After a week of continual use with the Spark Core I have an updated view on the Spark ecosystem.
It’s incredible how easy it is to develop and connect your core to sites developed in Node.js (check out the project I made: http://sparkrgb.azurewebsites.net/). The biggest part of that project was making sure the RGB strip worked and the UI for the website interface. Connecting the two together was the simplest part. The only major disadvantage to using the Spark ecosystem is the fact that you are required to use their Spark cloud to communicate to your device. (Although they are open sourcing a spark-server on Github, it uses the same format as the Spark Cloud.)

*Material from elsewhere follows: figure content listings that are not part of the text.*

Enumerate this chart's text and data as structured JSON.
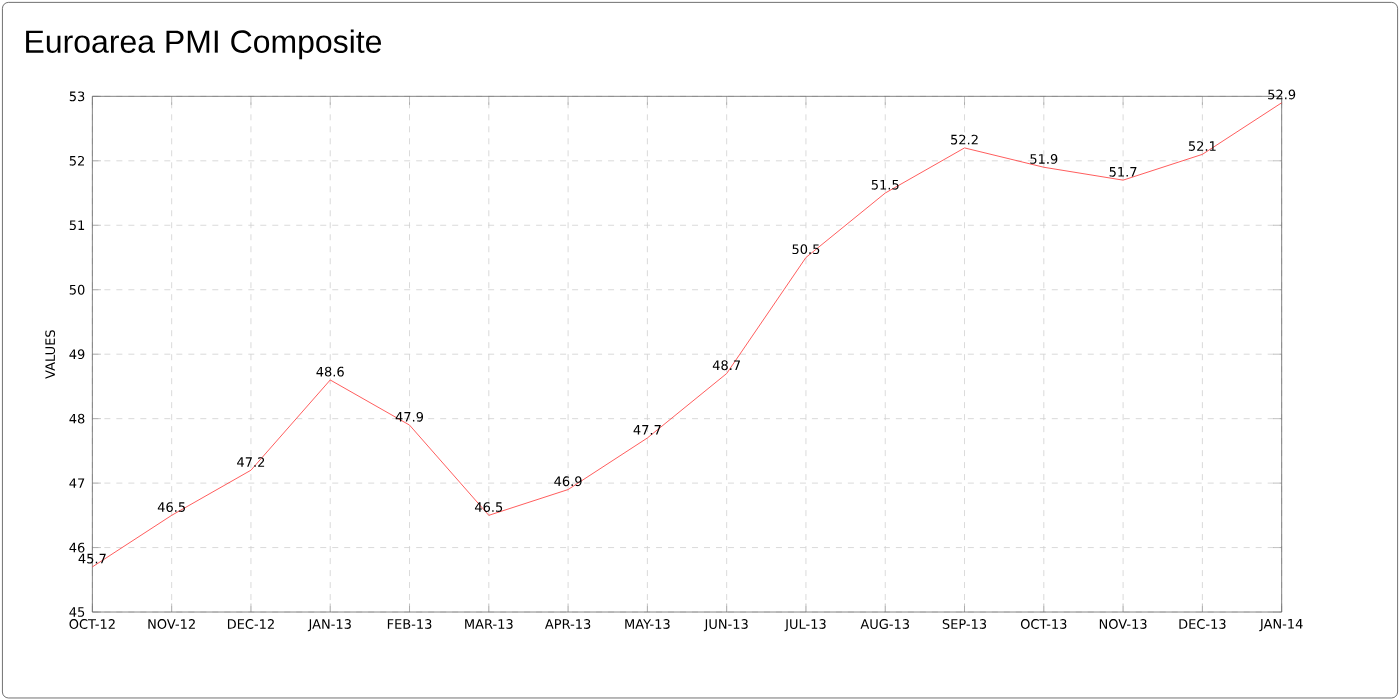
{
  "chart_data": {
    "type": "line",
    "title": "Euroarea PMI Composite",
    "ylabel": "VALUES",
    "categories": [
      "OCT-12",
      "NOV-12",
      "DEC-12",
      "JAN-13",
      "FEB-13",
      "MAR-13",
      "APR-13",
      "MAY-13",
      "JUN-13",
      "JUL-13",
      "AUG-13",
      "SEP-13",
      "OCT-13",
      "NOV-13",
      "DEC-13",
      "JAN-14"
    ],
    "values": [
      45.7,
      46.5,
      47.2,
      48.6,
      47.9,
      46.5,
      46.9,
      47.7,
      48.7,
      50.5,
      51.5,
      52.2,
      51.9,
      51.7,
      52.1,
      52.9
    ],
    "color": "#ff3333",
    "ylim": [
      45,
      53
    ],
    "yticks": [
      45,
      46,
      47,
      48,
      49,
      50,
      51,
      52,
      53
    ],
    "grid": true,
    "data_labels": true,
    "marker": "none",
    "line_style": "solid"
  }
}
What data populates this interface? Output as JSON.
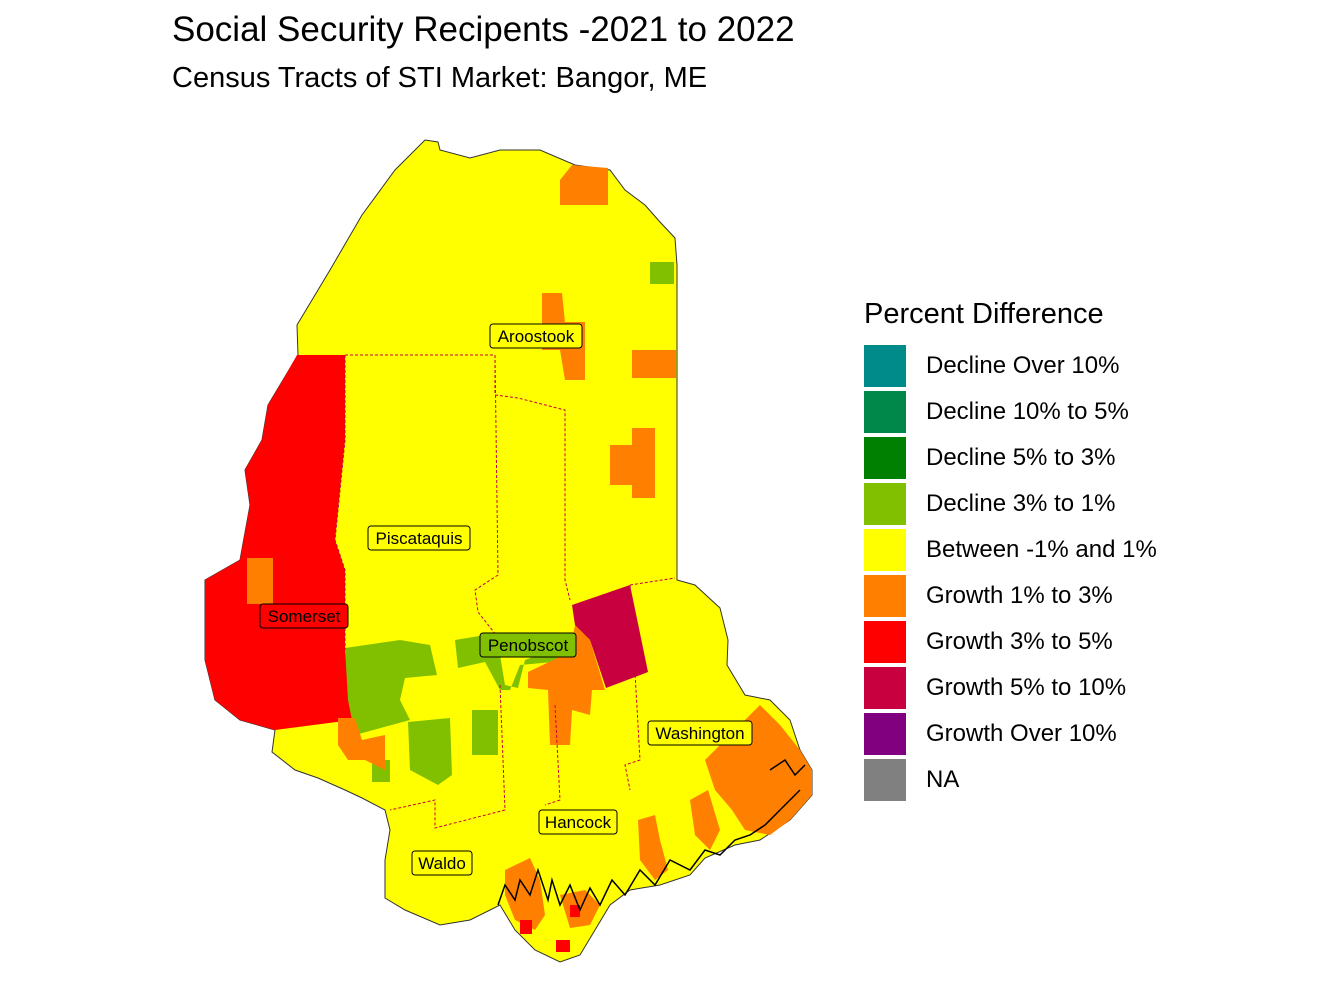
{
  "title": "Social Security Recipents -2021 to 2022",
  "subtitle": "Census Tracts of STI Market: Bangor, ME",
  "legend": {
    "title": "Percent Difference",
    "items": [
      {
        "label": "Decline Over 10%",
        "color": "#008B8B"
      },
      {
        "label": "Decline 10% to 5%",
        "color": "#00874A"
      },
      {
        "label": "Decline 5% to 3%",
        "color": "#008000"
      },
      {
        "label": "Decline 3% to 1%",
        "color": "#80C000"
      },
      {
        "label": "Between -1% and 1%",
        "color": "#FFFF00"
      },
      {
        "label": "Growth 1% to 3%",
        "color": "#FF8000"
      },
      {
        "label": "Growth 3% to 5%",
        "color": "#FF0000"
      },
      {
        "label": "Growth 5% to 10%",
        "color": "#C80040"
      },
      {
        "label": "Growth Over 10%",
        "color": "#800080"
      },
      {
        "label": "NA",
        "color": "#808080"
      }
    ]
  },
  "counties": [
    {
      "name": "Aroostook"
    },
    {
      "name": "Piscataquis"
    },
    {
      "name": "Somerset"
    },
    {
      "name": "Penobscot"
    },
    {
      "name": "Washington"
    },
    {
      "name": "Hancock"
    },
    {
      "name": "Waldo"
    }
  ]
}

Here are some of my personal remarks on the ecosystem:
Connecting the Spark to a Mac is pretty easy through USB, but doing it on your Windows machine requires a little more driver interaction. See my blog post on that here.
Resetting your Spark’s preferred WiFi connection with the mobile apps is horrible when you compare it to the simplicity of using the command-line interface on your development machine through USB.
The Spark Core remembers 7 WiFi credentials. If you add an 8th it will remove the 1st.
In order to compile an INO into the firmware, an internet connection is needed on your development machine at least, so there is no way to develop on a self-contained network even if you do not plan to use internet connected capabilities.
Overall, I think that the Spark ecosystem provides the best experience for developing IoT devices currently.